Ci riferiamo al contratto che nella prassi va sotto il nome di “vendor loan”, ossia al contratto di finanziamento che nelle operazioni di acquisizione assume la natura tipica di un prestito subordinato.

Il tema in discussione attiene alla qualificazione di questo “vendor loan” come credito ai fini della eventuale deducibilità fiscale della sua perdita ai sensi dell’articolo 101, comma 5, Tuir.

La fattispecie descritta nella risposta in commento può essere riassunta in modo semplificato come segue.

Una società holding di investimento aveva venduto ad un’altra società, a sua volta controllata da un fondo di private equity, la partecipazione in un’impresa dalla stessa precedentemente posseduta.

Nell’ambito del contratto di cessione si prevedeva, fra l’altro, che una parte del prezzo di vendita della partecipazione non fosse corrisposta subito, bensì formasse oggetto di un “vendor loan”, ossia a pagamento differito e subordinato alla restituzione di finanziamenti bancari da parte dell’acquirente; su tale “vendor loan” maturavano interessi a favore della holding il cui pagamento era anch’esso differito al momento del pagamento del capitale.

Gli interessi maturati pro-rata temporis sul “vendor loan” sono quindi stati rilevati per competenza economica della holding ed hanno concorso a formare il suo reddito imponibile.

La società le cui partecipazioni erano state cedute è poi entrata in crisi, così che si è concretizzato per la holding il rischio di non ricevere in pagamento né il capitale rappresentato dal “vendor loan”, e né gli interessi medio tempore maturati.

Così, la holding ha dapprima svalutato contabilmente il valore in linea capitale del “vendor loan, e poi anche quello rappresentato dal credito maturato a fronte degli interessi capitalizzati. Ai fini fiscali, queste svalutazioni sono state riprese a tassazione negli esercizi in cui sono state imputate in bilancio.

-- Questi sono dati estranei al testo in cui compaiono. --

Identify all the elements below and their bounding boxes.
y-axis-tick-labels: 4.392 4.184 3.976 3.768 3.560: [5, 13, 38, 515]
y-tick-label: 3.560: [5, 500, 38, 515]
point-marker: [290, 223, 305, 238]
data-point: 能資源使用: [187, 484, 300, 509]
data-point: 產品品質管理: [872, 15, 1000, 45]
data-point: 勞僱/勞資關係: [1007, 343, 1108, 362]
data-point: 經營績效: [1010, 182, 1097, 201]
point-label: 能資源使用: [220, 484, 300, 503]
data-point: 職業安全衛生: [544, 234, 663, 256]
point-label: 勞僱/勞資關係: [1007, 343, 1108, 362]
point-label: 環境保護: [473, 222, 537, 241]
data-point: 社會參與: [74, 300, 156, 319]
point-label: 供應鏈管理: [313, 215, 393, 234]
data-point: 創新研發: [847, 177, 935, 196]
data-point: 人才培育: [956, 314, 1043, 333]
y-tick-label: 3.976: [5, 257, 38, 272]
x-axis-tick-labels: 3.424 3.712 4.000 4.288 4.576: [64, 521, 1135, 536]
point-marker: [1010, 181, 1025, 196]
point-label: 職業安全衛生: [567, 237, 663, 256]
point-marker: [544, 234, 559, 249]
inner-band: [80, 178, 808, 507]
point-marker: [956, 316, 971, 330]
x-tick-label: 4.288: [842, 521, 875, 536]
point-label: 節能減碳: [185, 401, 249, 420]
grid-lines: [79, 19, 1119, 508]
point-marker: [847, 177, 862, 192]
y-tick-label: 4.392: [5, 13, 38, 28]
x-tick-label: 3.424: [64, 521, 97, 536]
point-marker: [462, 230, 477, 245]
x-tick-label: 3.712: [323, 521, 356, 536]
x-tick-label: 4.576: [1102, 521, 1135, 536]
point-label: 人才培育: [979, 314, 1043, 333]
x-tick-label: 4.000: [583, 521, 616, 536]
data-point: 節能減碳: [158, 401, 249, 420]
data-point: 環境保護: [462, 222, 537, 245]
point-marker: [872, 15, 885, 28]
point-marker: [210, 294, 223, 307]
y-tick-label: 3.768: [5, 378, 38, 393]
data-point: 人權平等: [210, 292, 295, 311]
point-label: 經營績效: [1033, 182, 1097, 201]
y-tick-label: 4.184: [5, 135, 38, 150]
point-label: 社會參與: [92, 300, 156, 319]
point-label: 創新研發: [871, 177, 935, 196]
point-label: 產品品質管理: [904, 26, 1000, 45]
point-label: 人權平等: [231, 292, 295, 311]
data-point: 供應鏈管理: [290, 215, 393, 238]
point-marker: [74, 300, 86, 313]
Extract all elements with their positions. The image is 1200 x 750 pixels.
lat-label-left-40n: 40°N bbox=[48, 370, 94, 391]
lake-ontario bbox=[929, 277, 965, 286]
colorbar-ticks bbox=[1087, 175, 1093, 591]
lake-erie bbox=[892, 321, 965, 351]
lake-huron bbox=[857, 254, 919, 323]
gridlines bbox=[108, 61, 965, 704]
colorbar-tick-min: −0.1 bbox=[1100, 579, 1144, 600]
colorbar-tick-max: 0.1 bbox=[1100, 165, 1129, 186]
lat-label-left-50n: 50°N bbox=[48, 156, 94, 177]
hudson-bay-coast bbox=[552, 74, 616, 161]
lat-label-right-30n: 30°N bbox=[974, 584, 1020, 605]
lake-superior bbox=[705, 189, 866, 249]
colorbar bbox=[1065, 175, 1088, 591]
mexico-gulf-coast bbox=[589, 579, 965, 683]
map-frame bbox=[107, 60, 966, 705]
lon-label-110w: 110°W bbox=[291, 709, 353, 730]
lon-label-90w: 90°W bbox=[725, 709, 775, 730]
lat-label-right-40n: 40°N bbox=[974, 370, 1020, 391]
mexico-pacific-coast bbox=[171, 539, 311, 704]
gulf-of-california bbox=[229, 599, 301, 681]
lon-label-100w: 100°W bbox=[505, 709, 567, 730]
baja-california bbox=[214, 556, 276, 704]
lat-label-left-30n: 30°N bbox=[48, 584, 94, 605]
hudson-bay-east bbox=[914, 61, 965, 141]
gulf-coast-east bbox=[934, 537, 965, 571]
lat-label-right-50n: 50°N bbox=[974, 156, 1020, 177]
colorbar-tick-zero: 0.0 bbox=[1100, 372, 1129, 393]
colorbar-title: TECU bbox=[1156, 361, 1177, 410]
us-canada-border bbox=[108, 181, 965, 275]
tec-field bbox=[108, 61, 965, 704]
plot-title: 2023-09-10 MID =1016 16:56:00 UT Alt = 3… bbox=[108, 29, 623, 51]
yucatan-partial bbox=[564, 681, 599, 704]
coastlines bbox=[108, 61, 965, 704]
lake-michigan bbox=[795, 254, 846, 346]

Nell’anno X, la società le cui azioni erano state oggetto della cessione ha presentato istanza di ammissione al concordato preventivo, il quale è stato omologato nell’anno X+1.

Il piano concordatario prevedeva, fra l’altro, l’azzeramento del “vendor loan ed anche del debito per interessi maturati, proprio perché il loro pagamento era subordinato alla restituzione del debito bancario.

Quindi, nel bilancio dell’anno X la holding ha svalutato per intero tutto il proprio credito, sia per la quota capitale del “vendor loan” che per gli interessi sino a quella data maturati; di nuovo, anche questa svalutazione è stata ripresa a tassazione nell’anno X.

La domanda posta dall’istante era quindi se, nell’anno X+1, in cui si è avuta l’omologazione del concordato, si potesse procedere alla variazione in diminuzione del reddito imponibile essendo intervenute le condizioni previste dall’articolo 101, comma 5, Tuir per la deducibilità fiscale delle perdite su crediti.

L’Agenzia delle Entrate ha risposto positivamente all’istanza del contribuente ed è interessante sottolineare che lo fa affermando, con riguardo al “vendor loan”, che “considerate le caratteristiche di questo contratto (…) si ritiene che lo stesso soggiaccia sin dalla sua sottoscrizione alla disciplina fiscale dei crediti”.

Con questa qualificazione della posta in oggetto, va da sé che con l’omologazione del concordato intervenuta nell’anno X+1 la deducibilità della perdita del credito – tanto in linea capitale quanto per gli interessi – sia acclarata ai sensi proprio dell’articolo 101, comma 5, Tuir.